Btw, I know a couple a bit like red's example. My mate is married to a man from the Phillipines. His English is much better now but was pretty basic as I understand it, and she doesn't speak his much at all. It's strange, isn't it?!

What I mean is I really believe the genuine cases of family reunions cannot have been the cause of the massive immigration numbers we have.

I am clueless about the oath, it all sounds a bit "Star, spangled banner" to me.

What did you have to swear, op?

TheNebulousBoojum Thu 03-Jan-13 14:11:28

The human element can also encompass the loneliness and isolation of someone living in a country where they do't speak the language. Not to mention the women who may be trapped in unhappy family situations because they don't know how to access help or even how to ask for it.

Absy Thu 03-Jan-13 14:11:53

The Cyrillic Alphabet isn't so hard, once you're used to it. The real bugger is the Grammar. FARKING HELL. Six cases, all the verb stuff ...
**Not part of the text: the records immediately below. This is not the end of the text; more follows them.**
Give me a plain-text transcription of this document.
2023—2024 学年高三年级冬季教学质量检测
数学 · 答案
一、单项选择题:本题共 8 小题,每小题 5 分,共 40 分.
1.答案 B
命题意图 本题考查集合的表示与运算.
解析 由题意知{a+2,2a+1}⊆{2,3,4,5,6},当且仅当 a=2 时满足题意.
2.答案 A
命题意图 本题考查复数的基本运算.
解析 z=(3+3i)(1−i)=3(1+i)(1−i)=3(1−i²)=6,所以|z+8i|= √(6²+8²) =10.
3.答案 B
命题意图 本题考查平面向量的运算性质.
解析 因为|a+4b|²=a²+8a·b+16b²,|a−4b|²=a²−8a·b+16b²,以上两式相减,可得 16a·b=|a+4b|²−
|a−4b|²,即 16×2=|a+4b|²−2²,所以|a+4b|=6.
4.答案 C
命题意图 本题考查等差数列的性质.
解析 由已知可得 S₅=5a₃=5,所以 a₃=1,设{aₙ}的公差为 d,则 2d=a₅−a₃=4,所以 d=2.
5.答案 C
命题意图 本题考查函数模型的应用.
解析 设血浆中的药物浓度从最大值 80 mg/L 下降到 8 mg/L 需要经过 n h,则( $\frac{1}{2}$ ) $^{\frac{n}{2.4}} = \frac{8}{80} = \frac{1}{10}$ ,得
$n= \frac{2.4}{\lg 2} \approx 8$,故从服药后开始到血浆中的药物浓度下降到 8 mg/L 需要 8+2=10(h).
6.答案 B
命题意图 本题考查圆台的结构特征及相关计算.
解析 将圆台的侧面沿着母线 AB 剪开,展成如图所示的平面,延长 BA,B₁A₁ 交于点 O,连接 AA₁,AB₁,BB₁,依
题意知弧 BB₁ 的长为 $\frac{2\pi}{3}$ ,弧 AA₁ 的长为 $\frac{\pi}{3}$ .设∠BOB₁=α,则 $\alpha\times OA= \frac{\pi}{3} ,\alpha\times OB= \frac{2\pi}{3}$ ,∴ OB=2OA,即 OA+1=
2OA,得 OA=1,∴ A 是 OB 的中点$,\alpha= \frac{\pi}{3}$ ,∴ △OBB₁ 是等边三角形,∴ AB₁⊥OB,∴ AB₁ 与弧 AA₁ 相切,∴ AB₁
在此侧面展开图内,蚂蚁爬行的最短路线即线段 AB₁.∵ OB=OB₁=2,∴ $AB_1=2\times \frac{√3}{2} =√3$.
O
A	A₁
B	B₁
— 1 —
(not to scare you or anything ...)

RedToothbrush Thu 03-Jan-13 14:14:07

They gestured a lot, and seemed just to 'get' each other. It was strange to watch at times. I think they both understood a lot more of each others languages than they could actually speak though.

Certainly from my own experience, I know that I could (can) understand more German than I can speak. My German is exceptionally poor and I genuinely couldn't hold anything approaching a conversation, but I can read and work out German given time, and I understand a fair amount of spoken German from the odd word and body language. To the point, that when I went backpacking, I used to pick up on girls in hostels speaking about me in German and I would make a point of saying how rude they were being (in English, knowing they spoke fluent english). Cue much embarrassment.
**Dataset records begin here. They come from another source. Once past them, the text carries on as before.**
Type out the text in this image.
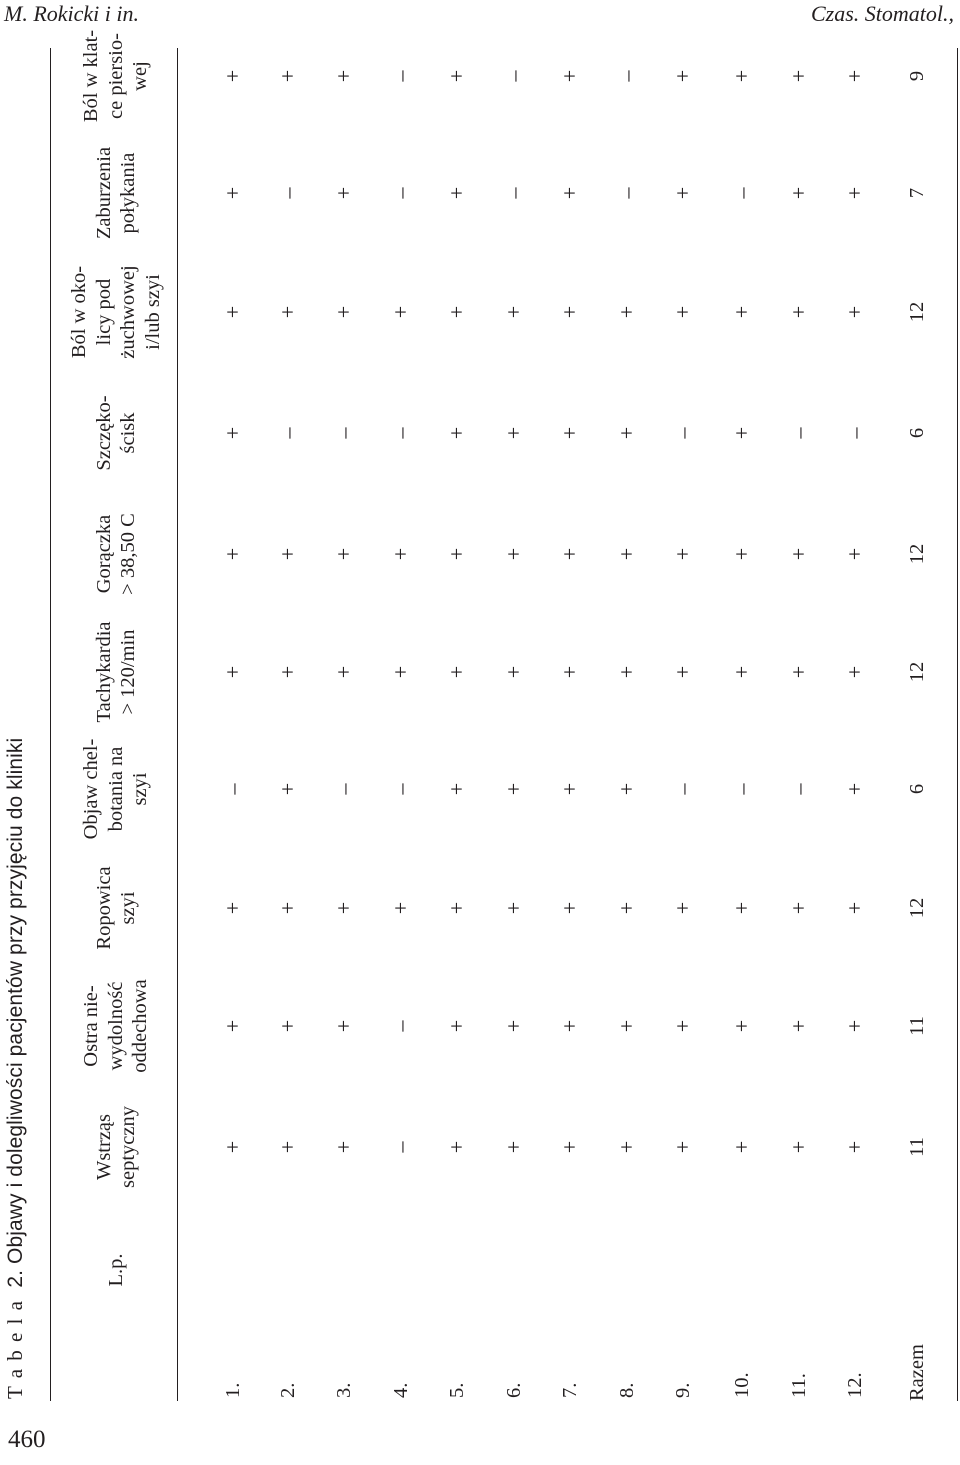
M. Rokicki i in.	Czas. Stomatol.,
460
T a b e l a  2. Objawy i dolegliwości pacjentów przy przyjęciu do kliniki	L.p.
Wstrząs septyczny
Ostra nie-
wydolność
oddechowa
Ropowica
szyi
Objaw chel-
botania na
szyi
Tachykardia
> 120/min
Gorączka
> 38,50 C
Szczęko-
ścisk
Ból w oko-
licy pod
żuchwowej
i/lub szyi
Zaburzenia
połykania
Ból w klat-
ce piersio-
wej
1.
+
+
+
–
+
+
+
+
+
+
2.
+
+
+
+
+
+
–
+
–
+
3.
+
+
+
–
+
+
–
+
+
+
4.
–
–
+
–
+
+
–
+
–
–
5.
+
+
+
+
+
+
+
+
+
+
6.
+
+
+
+
+
+
+
+
–
–
7.
+
+
+
+
+
+
+
+
+
+
8.
+
+
+
+
+
+
+
+
–
–
9.
+
+
+
–
+
+
–
+
+
+
10.
+
+
+
–
+
+
+
+
–
+
11.
+
+
+
–
+
+
–
+
+
+
12.
+
+
+
+
+
+
–
+
+
+
Razem
11
11
12
6
12
12
6
12
7
9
I also always remember when my step-grandmother rang when I was 16, to tell us that my grandfather had died. My mum was out at the time, and my step-grandmother was dreadfully upset, but somehow I managed to understand and work out what she was saying and to convey it to my mum.

And when I've been abroad, I've managed fine in being understood in countries where we've not spoken the local language and they haven't spoken English. Its been more difficult, but it wasn't impossible.

The is a lot more to communication, than simply language and I think its too easy and simplistic to assume that it does.

Lottapianos Thu 03-Jan-13 14:15:30

Here you go Binfull:

'I (your full name) do solemnly, sincerely and truly declare and affirm that on becoming a British Citizen I will be faithful and bear true allegiance to Her Majesty Queen Elizabeth the Second, her heirs and successors according to law'

That's the affirmation, you can also take the Oath which involves swearing to God. You didn't have to raise your right hand or anything!

Crikey. That's rather sonorous, isn't it? I like it!

Moominsarehippos Thu 03-Jan-13 14:19:43

Even I managed to do a bit of Russian (about first year language degree level) before I thought 'sod this, will I ever actually need this?' and I am very bad at languages (but was a lot younger then).

Red I can also understand a lot more German than I let on to colleagues speak.

But again that has come from immersion. I also find that with German the accent is everything, and that the majority of people i deal with have real trouble understanding bad German pronunciation in a different accent.

Whereas I can understand my Polish colleague, for example, speaking English in his thick Polish accent.

RedToothbrush Thu 03-Jan-13 14:21:47

TheNebulousBoojum Thu 03-Jan-13 14:11:28
The human element can also encompass the loneliness and isolation of someone living in a country where they do't speak the language. Not to mention the women who may be trapped in unhappy family situations because they don't know how to access help or even how to ask for it.

I actually think thats something of another, though related issue. One of differing cultures and allowing woman to venture outside the house rather than the ability to speak another language.

I think if you live somewhere abroad and are able to venture outside the house or even just watch television, then you will pick up on the language slowly.

You need to therefore challenge cultural clashes rather than make changes to citizenship rules.